Will wait for a proof from the auditer, shw, for this one.

x9453 commented 3 years ago

Hi, thanks for giving me a chance to clarify this finding.

After realizing that a user's costShareBenefit is limited to a % of the capital pool (5% as specified in the code), I would say this attack is not successful according to the following estimation of the upper-bound of user's profit:

   User's profit
 = 0.04x * (1 - p1 / p2) - 0.035y
<= 0.04x - 0.035y
<= 0.04 * 0.05 * (z + y) - 0.035y
 = 0.002z - 0.033y 

where z is the amount of ETH in the capital pool before minting. A negative coefficient of y implies that using a flash loan does not help to increase the profit but to decrease it.

x9453 commented 3 years ago

After some thoughts, I think the estimation should also consider how flash loan affects on the FSD's price to be more accurate. According to the price formula, we have p1 = A + z^4 / (C * fShare^3) and p2 = A + (z + y)^4 / (C * fShare^3) (assuming the best case, where fShare does not increase). Let r = y / z, the ratio of flash loan to the capital pool, then we can approximate p1 / p2 = z^4 / (z + y)^4 = 1 / (r + 1)^4. Therefore,

  User's profit
= 0.04x * (1 - p1 / p2) - 0.035y
= 0.04 * 0.05 * (z + y) * (1 - 1 / (r + 1)^4) - 0.035y
= (0.002 * (r + 1) * (1 - 1 / (r + 1)^4) - 0.035r) * z
= f(r) * z

WolframAlpha tells us that f(r) < 0 for all r > 0, meaning that the user does not make a profit no matter how much flash loan he borrowed.

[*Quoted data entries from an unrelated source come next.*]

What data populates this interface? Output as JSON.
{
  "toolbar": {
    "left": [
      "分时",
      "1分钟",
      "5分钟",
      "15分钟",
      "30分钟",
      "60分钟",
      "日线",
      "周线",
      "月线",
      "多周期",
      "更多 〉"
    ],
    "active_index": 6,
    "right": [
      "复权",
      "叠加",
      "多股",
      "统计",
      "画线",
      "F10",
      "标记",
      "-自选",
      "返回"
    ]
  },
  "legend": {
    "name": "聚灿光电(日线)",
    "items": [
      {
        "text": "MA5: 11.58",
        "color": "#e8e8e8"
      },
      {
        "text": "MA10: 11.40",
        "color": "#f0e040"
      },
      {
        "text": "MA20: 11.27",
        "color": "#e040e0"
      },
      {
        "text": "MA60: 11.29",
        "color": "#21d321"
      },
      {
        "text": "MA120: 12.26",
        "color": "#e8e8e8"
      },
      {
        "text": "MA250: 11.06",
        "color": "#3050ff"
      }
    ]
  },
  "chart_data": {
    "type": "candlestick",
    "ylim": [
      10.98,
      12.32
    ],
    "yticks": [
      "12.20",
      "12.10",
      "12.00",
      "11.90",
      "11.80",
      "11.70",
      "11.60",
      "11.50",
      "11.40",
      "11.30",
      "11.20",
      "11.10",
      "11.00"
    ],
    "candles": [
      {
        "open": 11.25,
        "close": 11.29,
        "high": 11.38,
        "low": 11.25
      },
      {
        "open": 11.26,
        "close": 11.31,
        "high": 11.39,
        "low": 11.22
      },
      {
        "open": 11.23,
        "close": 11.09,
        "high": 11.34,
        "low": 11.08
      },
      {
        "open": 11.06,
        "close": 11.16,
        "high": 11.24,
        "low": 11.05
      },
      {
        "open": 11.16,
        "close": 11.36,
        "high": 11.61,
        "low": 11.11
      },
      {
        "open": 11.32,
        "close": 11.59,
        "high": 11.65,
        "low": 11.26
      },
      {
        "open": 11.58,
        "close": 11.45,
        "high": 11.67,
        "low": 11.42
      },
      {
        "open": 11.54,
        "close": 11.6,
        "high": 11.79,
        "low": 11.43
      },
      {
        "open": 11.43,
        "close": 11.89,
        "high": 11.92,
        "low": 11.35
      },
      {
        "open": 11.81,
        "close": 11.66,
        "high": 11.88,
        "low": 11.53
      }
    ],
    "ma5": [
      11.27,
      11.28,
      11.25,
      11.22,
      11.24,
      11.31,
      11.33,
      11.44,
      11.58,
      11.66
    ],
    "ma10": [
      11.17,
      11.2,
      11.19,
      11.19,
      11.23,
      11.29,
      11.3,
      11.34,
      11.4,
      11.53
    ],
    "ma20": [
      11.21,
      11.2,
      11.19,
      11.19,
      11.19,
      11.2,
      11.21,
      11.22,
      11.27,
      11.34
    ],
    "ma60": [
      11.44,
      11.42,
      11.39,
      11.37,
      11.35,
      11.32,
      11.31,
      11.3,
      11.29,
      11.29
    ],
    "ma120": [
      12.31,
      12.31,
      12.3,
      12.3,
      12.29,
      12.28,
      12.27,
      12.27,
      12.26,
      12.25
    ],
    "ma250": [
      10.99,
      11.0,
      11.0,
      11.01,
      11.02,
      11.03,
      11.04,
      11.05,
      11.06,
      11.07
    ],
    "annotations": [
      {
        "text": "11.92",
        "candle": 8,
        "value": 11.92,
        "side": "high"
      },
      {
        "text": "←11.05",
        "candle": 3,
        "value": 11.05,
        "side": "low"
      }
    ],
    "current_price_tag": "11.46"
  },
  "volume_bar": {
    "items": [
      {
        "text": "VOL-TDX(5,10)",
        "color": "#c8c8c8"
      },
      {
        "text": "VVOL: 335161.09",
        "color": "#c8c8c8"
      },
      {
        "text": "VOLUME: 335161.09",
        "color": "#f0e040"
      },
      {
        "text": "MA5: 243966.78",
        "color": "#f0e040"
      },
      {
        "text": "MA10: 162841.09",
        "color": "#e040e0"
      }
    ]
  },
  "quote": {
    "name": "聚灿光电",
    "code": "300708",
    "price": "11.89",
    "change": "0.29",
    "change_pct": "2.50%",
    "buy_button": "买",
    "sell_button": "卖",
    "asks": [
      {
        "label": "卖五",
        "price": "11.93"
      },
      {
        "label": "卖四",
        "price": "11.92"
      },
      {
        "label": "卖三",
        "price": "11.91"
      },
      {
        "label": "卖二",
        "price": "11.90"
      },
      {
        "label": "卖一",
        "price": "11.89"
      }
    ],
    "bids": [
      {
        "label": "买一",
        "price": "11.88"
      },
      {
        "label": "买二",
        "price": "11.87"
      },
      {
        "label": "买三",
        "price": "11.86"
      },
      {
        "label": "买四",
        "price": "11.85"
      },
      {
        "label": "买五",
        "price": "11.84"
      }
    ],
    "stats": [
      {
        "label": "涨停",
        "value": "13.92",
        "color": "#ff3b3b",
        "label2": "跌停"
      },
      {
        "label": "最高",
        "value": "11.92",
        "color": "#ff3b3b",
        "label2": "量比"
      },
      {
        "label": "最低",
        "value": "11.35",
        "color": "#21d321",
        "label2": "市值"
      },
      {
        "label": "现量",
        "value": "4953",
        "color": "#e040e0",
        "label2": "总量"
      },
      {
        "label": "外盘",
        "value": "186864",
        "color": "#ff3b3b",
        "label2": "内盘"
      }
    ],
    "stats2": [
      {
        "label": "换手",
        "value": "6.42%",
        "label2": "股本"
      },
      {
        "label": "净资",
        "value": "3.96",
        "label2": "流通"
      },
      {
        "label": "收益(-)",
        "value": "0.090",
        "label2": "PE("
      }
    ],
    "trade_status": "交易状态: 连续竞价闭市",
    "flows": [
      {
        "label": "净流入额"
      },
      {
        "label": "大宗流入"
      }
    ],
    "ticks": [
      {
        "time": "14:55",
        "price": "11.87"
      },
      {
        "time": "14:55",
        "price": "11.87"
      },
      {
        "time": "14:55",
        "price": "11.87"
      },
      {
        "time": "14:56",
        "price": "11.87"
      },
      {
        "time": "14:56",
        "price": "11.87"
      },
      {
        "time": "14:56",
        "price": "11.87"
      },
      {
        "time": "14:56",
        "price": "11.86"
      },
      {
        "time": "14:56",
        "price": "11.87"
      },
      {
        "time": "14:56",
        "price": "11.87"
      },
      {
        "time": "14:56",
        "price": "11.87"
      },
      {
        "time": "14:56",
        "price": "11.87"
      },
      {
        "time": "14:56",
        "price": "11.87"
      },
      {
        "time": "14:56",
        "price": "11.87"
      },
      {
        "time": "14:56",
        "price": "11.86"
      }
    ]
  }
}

It is worth mentioning that different % of withdrawal fee, cost share benefit limit, and tribute fee could lead to different results. That is, the constants, 0.002 and 0.035, determine whether user's profit can be positive (i.e., there exists r > 0 s.t. f(r) > 0). Further calculation shows that this happens iff the product of the withdrawal fee and cost share benefit limit is greater than the tribute fee divided by 4, which is unlikely in normal settings. Please let me know if you need more details or a PoC on this.